Ultimately I want these videos to be able to be viewed on my mini. I'll download one this weekend and tinker around with it.

Thanks to all.


----------



## HerronScott (Jan 1, 2002)

You can still download the free version.

http://assets.tivo.com/assets/exe/tivotogo/TiVoDesktop2.8.3.exe

Scott


----------



## gweempose (Mar 23, 2003)

2004raptor said:


> Ultimately I want these videos to be able to be viewed on my Mini.


It's very easy to use programs like Streambaby or pyTivo with your Roamio. It's a bit more complicated with the Mini. You have to "push" the video so that it is on the Roamio, and then you can stream it from the Mini. I believe there is a way to initiate the push from the Mini, but I've never done this, so I will let the experts in this area chime in.


----------



## swerver (May 18, 2012)

gweempose said:


> It's very easy to use programs like Streambaby or pyTivo with your Roamio. It's a bit more complicated with the Mini. You have to "push" the video so that it is on the Roamio, and then you can stream it from the Mini. I believe there is a way to initiate the push from the Mini, but I've never done this, so I will let the experts in this area chime in.


pyTivo uses a web interface, so if needed you can use that via phone/tablet to initiate a push to your roamio, and then you can watch on the mini. You can use the roamio to pull videos via pyTivo, but the mini doesn't have that option.


----------



## NJ Webel (Dec 8, 2004)

swerver said:


> pyTivo uses a web interface, so if needed you can use that via phone/tablet to initiate a push to your roamio, and then you can watch on the mini. You can use the roamio to pull videos via pyTivo, but the mini doesn't have that option.


Actually, pyTivo in conjunction with VidMGR can initiate a push from the Mini to the Roamio (or Premiere) and then you can stream it to the Mini. See here.

Streambaby allows the same functionality all on its own.


----------



## 2004raptor (Dec 31, 2005)

OK, I had a few minutes.

Started out with Streambaby. I clicked the .bat file but have no idea what it did. 

So, since it was mentioned pyTivo has a web interface I tried it. Went through all the steps here.
http://pytivo.sourceforge.net/wiki/index.php/Windows_Install

Got to this step "Now that it's running, point your browser to http://localhost:9032. You should get the pyTivo home page:" and nothing. No page loads. Grrrrrrr. 

I should have known this wouldn't be easy.

Not sure where I went wrong with pytivo???


----------



## aaronwt (Jan 31, 2002)

Once you get it running it should be worth it.
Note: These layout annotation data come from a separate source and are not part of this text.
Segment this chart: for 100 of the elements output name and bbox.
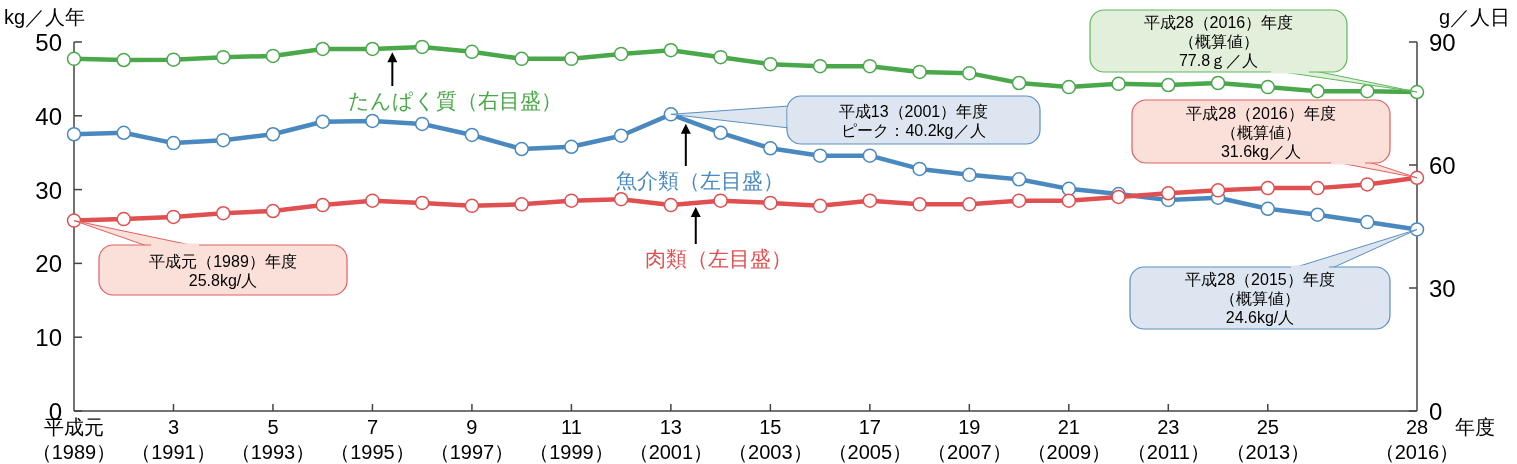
point	[66, 213, 82, 228]
annotation: 77.8ｇ／人	[1178, 52, 1259, 70]
x-axis-title: 年度	[1455, 416, 1495, 438]
annotation: （概算値）	[1178, 33, 1259, 50]
point	[763, 195, 778, 211]
point	[812, 58, 828, 74]
point	[1260, 180, 1276, 196]
point	[464, 198, 480, 214]
point	[962, 167, 977, 183]
annotation: （概算値）	[1220, 290, 1300, 307]
y2-tick-label: 30	[1429, 275, 1456, 302]
point	[564, 139, 579, 155]
point	[862, 148, 878, 163]
point	[1360, 83, 1375, 99]
x-tick-label: 13（2001）	[628, 416, 714, 463]
y2-axis-title: g／人日	[1438, 6, 1510, 28]
point	[912, 64, 927, 80]
point	[1061, 193, 1077, 208]
point	[365, 193, 380, 208]
point	[564, 51, 579, 67]
point	[514, 51, 529, 67]
point	[962, 65, 977, 81]
point	[66, 127, 82, 142]
y-tick-label: 20	[35, 250, 62, 278]
point	[1111, 76, 1126, 92]
point	[663, 197, 679, 213]
point	[812, 148, 828, 163]
point	[1011, 172, 1027, 187]
point	[1409, 84, 1425, 100]
annotation: 平成28（2015）年度	[1185, 271, 1335, 288]
x-tick-label: 9（1997）	[429, 416, 515, 463]
x-tick-label: 17（2005）	[827, 416, 913, 463]
annotation: 平成13（2001）年度	[838, 102, 989, 120]
point	[962, 197, 977, 212]
y-axis-title: kg／人年	[4, 6, 86, 28]
point	[1360, 177, 1375, 192]
x-tick-label: 21（2009）	[1026, 416, 1112, 463]
point	[1161, 186, 1176, 201]
point	[1409, 170, 1425, 186]
y-tick-label: 30	[35, 176, 62, 204]
annotation: 平成28（2016）年度	[1186, 104, 1336, 122]
point	[315, 197, 330, 213]
annotation: 平成元（1989）年度	[149, 252, 297, 270]
text: 肉類（左目盛）	[644, 247, 792, 270]
x-tick-label: 19（2007）	[927, 416, 1012, 463]
point	[564, 193, 579, 208]
point	[166, 52, 181, 67]
point	[414, 195, 430, 211]
point	[66, 51, 82, 67]
point	[315, 114, 330, 129]
point	[265, 203, 281, 219]
point	[912, 161, 927, 177]
y2-tick-label: 60	[1429, 152, 1456, 179]
point	[116, 52, 131, 68]
point	[663, 42, 679, 58]
x-tick-label: 7（1995）	[330, 416, 415, 463]
y-tick-label: 50	[35, 29, 62, 56]
y2-tick-label: 90	[1429, 29, 1456, 56]
point	[1310, 83, 1325, 99]
point	[265, 127, 281, 142]
point	[1210, 183, 1226, 198]
point	[713, 125, 728, 141]
point	[763, 141, 778, 156]
x-tick-label: 11（1999）	[529, 416, 614, 463]
point	[613, 46, 629, 62]
point	[862, 193, 878, 208]
x-tick-label: 5（1993）	[230, 416, 316, 463]
annotation: 24.6kg/人	[1225, 309, 1295, 326]
point	[365, 41, 380, 57]
point	[365, 113, 380, 129]
point	[1161, 77, 1176, 93]
point	[464, 127, 480, 143]
point	[116, 211, 131, 227]
point	[1360, 214, 1375, 230]
point	[1011, 75, 1027, 91]
point	[613, 128, 629, 143]
point	[414, 116, 430, 132]
point	[1310, 180, 1325, 196]
point	[166, 135, 181, 151]
point	[215, 132, 231, 148]
point	[514, 141, 529, 157]
point	[315, 41, 330, 57]
x-tick-label: 25（2013）	[1225, 416, 1311, 463]
x-tick-label: 15（2003）	[728, 416, 813, 463]
point	[812, 198, 828, 214]
point	[1011, 193, 1027, 208]
point	[1409, 222, 1425, 237]
x-tick-label: 23（2011）	[1126, 416, 1210, 463]
point	[265, 48, 281, 64]
point	[1310, 207, 1325, 222]
series-label: 魚介類（左目盛）	[616, 169, 784, 192]
y-tick-label: 40	[35, 102, 62, 130]
point	[713, 193, 728, 208]
point	[862, 58, 878, 74]
point	[763, 56, 778, 72]
annotation: （概算値）	[1221, 123, 1301, 141]
point	[166, 209, 181, 225]
series-label: たんぱく質（右目盛）	[348, 89, 562, 112]
text: 平成28（2016）年度	[1143, 14, 1294, 31]
point	[414, 39, 430, 55]
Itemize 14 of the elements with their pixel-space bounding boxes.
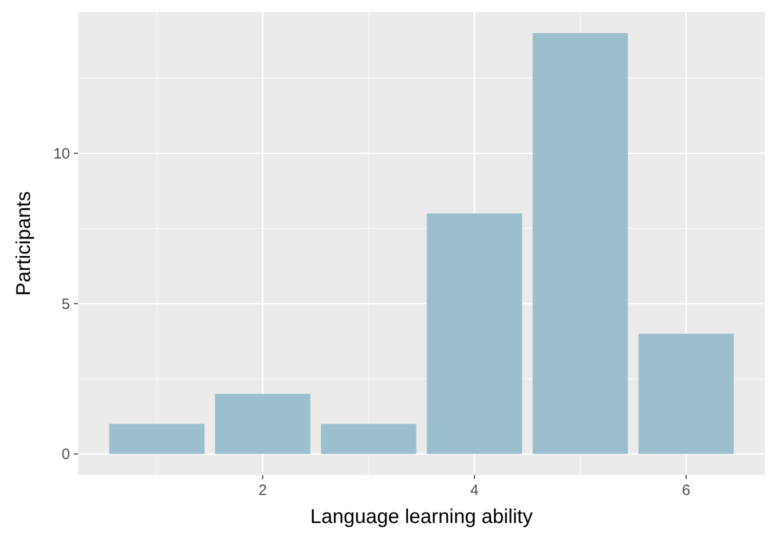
x-tick-label: 2 <box>258 482 267 499</box>
y-tick-label: 0 <box>62 446 70 464</box>
y-axis-title: Participants <box>13 191 35 296</box>
bar <box>320 424 416 454</box>
bar <box>532 33 628 454</box>
x-axis-title: Language learning ability <box>310 506 533 528</box>
x-tick-label: 6 <box>682 482 690 499</box>
y-tick-label: 10 <box>53 146 70 163</box>
bar <box>426 213 522 454</box>
x-tick-label: 4 <box>470 482 479 499</box>
y-tick-label: 5 <box>62 296 70 313</box>
bar <box>215 394 310 454</box>
bar <box>109 424 204 454</box>
bar <box>638 334 734 454</box>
Or just use TiVo Desktop. With TiVo Desktop wHen you drop the videos into the specific video folder, they will automatically transfer to the Tivos you have selected.


----------



## 2004raptor (Dec 31, 2005)

aaronwt said:


> Once you get it running it should be worth it. Or just use TiVo Desktop. With TiVo Desktop wHen you drop the videos into the specific video folder, they will automatically transfer to the Tivos you have selected.


I may go that route. Gonna try pvtivo one more time. I posted a thread elsewhere and someone pointed out the mistake I made. Hopefully that resolves the issue.

OH, and thanks for the link, HerronScott.


----------



## DJQuad (Dec 22, 2004)

Keep in mind TiVo only supports the formats listed on http://support.tivo.com/app/answers/detail/a_id/297 so you may need to use a converter on your videos first.


----------



## 2004raptor (Dec 31, 2005)

thanks. I thought I had seen somewhere that one of these programs handles .mkv files. Maybe it converted them to one of the mentioned formats.


----------



## squint (Jun 15, 2008)

I use pyTivo to send .mkv files to my Tivos all the time. They're transcoded using ffmpeg to MPEG2. It works quite well. I think .mkv in MPEG4 may be pushed to a Tivo without requiring transcoding though I'm not certain as I almost always just pull files from the PC.


----------



## ggieseke (May 30, 2008)

You can get some MKV files to work without transcoding first if you install the Haali Splitter. Desktop 2.7 had it built in, but they took it out in 2.8.

The actual audio & video codecs used within the MKV container still have to match those provided with Desktop Plus.


----------